Schrefel (c) Kulisch

Magdalena Schrefel studierte nach längeren Arbeitsaufenthalten in Vukovar und Göteborg an der Universität Wien Europäische Ethnologie sowie Literarisches Schreiben am Deutschen Literaturinstitut Leipzig. Sie schreibt Theaterstücke, Hörspiele und Erzählungen.

Ein Berg, viele
2D / 4H

Es war einmal ein Geograf im England des 18. Jahrhunderts, der zerbrach sich den Kopf, weil er keine Erklärung dafür fand, warum der Niger an einer bestimmten Stelle einen Knick macht. Nach Monaten des Grübelns kommt er zu dem Schluss, dass es dort ein Gebirge geben muss, ein großes, das den Verlauf des Flusses lenkt. Kurzerhand zeichnet er es ein in die Karte des afrikanischen Kontinents und gibt ihm den Namen „Kong“. Erst 100 Jahre später wird ein weiterer Geograf darauf aufmerksam, dass es zu keiner Zeit ein solches Gebirge gegeben hat, niemand, der je den Niger bereist hätte, würde dort einen Berg gesehen haben. Die „Kong-Berge“ sind nichts als die Kopfgeburt eines Europäers, der mit seinem Zeichenstift ansetzt, um der Welt ein Bild von Afrika zu machen.
Mit Blick auf das Meer, auf Europa und auf die Grenzen, die, einst gezogen, nicht an Bedeutung eingebüßt haben, treffen sich zu einer anderen Zeit an einem „Berg Kong“ genannten Ort eine junge Europäerin und ein junger Afrikaner. Er wartet darauf, endlich den Sehnsuchtsort „Europa“ zu erreichen, während sie von dort kommt, um der Wahrheit über Afrika nachzuspüren. Da, wo die beiden sich begegnen, trifft wie Flutwellen der Gegenwart Traum auf Realität und bevor die Strömung sie mitreißt, halten sie sich fest an ihrer Erzählung von einer Welt, in der alles möglich ist.

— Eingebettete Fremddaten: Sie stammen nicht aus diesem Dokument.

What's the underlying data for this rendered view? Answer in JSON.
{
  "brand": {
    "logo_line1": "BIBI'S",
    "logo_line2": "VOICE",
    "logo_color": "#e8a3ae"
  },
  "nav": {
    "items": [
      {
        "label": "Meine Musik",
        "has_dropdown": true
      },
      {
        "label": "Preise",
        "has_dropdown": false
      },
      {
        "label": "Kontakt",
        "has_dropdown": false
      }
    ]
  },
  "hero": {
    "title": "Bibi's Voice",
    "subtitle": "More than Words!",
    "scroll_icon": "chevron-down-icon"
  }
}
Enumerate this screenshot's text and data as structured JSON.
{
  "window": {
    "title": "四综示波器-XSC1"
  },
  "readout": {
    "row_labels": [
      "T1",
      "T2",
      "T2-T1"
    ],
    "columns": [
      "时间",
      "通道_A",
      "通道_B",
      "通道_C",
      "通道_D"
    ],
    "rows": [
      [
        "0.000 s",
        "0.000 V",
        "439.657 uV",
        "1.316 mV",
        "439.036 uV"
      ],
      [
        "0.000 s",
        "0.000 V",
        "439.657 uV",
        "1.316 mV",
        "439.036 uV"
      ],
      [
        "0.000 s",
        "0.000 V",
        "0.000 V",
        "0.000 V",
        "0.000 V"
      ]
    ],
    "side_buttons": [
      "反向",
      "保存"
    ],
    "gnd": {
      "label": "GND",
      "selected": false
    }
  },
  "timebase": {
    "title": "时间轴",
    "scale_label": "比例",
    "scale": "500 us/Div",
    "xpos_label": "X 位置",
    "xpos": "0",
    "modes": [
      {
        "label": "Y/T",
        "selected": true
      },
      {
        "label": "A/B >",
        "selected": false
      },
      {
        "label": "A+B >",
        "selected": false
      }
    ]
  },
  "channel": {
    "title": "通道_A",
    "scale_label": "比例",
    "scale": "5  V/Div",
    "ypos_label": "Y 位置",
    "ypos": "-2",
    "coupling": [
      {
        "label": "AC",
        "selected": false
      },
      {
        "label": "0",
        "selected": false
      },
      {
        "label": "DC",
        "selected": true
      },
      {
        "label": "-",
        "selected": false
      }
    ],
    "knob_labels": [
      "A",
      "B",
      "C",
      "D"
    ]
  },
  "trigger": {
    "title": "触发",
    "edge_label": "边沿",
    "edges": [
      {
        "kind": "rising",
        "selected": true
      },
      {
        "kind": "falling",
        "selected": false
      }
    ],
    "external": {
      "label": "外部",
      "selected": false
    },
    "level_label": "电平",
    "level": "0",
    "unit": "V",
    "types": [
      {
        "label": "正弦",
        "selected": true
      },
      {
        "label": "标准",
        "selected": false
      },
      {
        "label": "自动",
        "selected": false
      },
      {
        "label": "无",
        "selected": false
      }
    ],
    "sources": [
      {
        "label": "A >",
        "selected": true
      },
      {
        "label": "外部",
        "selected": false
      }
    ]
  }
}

Indem sie die Gegenwart von der Geschichte aus betrachtet, wirft Magdalena Schrefel einen scharfen Blick auf die Kolonialgeschichte und die Hybris der Menschen und erzählt dabei zugleich von der Kraft der Vorstellung, die keine Karten oder Grenzen kennt. Davon, wie aus einer Idee Wirklichkeit wird und wie eine Wirklichkeit vielleicht nur eine Idee war.

 

Keinland
(135 Bilder einer Ausstellung)

3D – 3H, Doppelbesetzung möglich

Jesolo und Adrian sind die letzten Menschen auf Thilafushi, der künstlich geschaffenen Entsorgungsinsel der Malediven. Früher waren sie viele, die hier sortierten, was die Feriengäste der Nachbarinseln hinterlassen haben. Dann wurde der Müll immer mehr und mehr und verdrängte die Arbeiter. Nun bleiben die Touristen aus, während der Meeresspiegel steigt. Bald schon wird das Wasser die letzten Inseln verschlungen haben und nur noch die höchsten Erhebungen, die Berge aus Abfall, werden daraus hervorragen. Zwar erobert sich die Natur unaufhörlich das von den Menschen Geschaffene zurück, doch durch die Unmengen von Plastik hat sich die Menschheit längst unsterblich gemacht. Wenn alles untergegangen sein wird, wird es der Plastikmüll sein, der diesen Wandel überdauert.
Zeitsprung: Eine Erlebnis-Ausstellung in nicht allzu ferner Zukunft widmet sich der Erinnerung an die Malediven. Mit viel Aufwand wird hier präsentiert, wie einst der Massentourismus entstand, wie eine paradiesische Lagune zur größten Müllkippe der Region wurde, wie das Klima sich veränderte und schließlich das Meer die gesamte Inselgruppe verschluckte. Original-Artefakte zeugen von der Zeit damals: eine Einwegtrinkflasche von 2020, Chipstüten, Rollkoffer, ein löchriges Gummiboot …

Mit Keinland entwirft Magdalena Schrefel eine Welt, in der die Folgen des Klimawandels und der Umweltverschmutzung, die heute beschworen werden, bereits Realität geworden sind. Es ist ein letzter Blick auf das, was vom 21.Jahrhundert übrig bleibt – wenn die Zerstörung von Lebensräumen so ungebremst weitergeht wie bisher.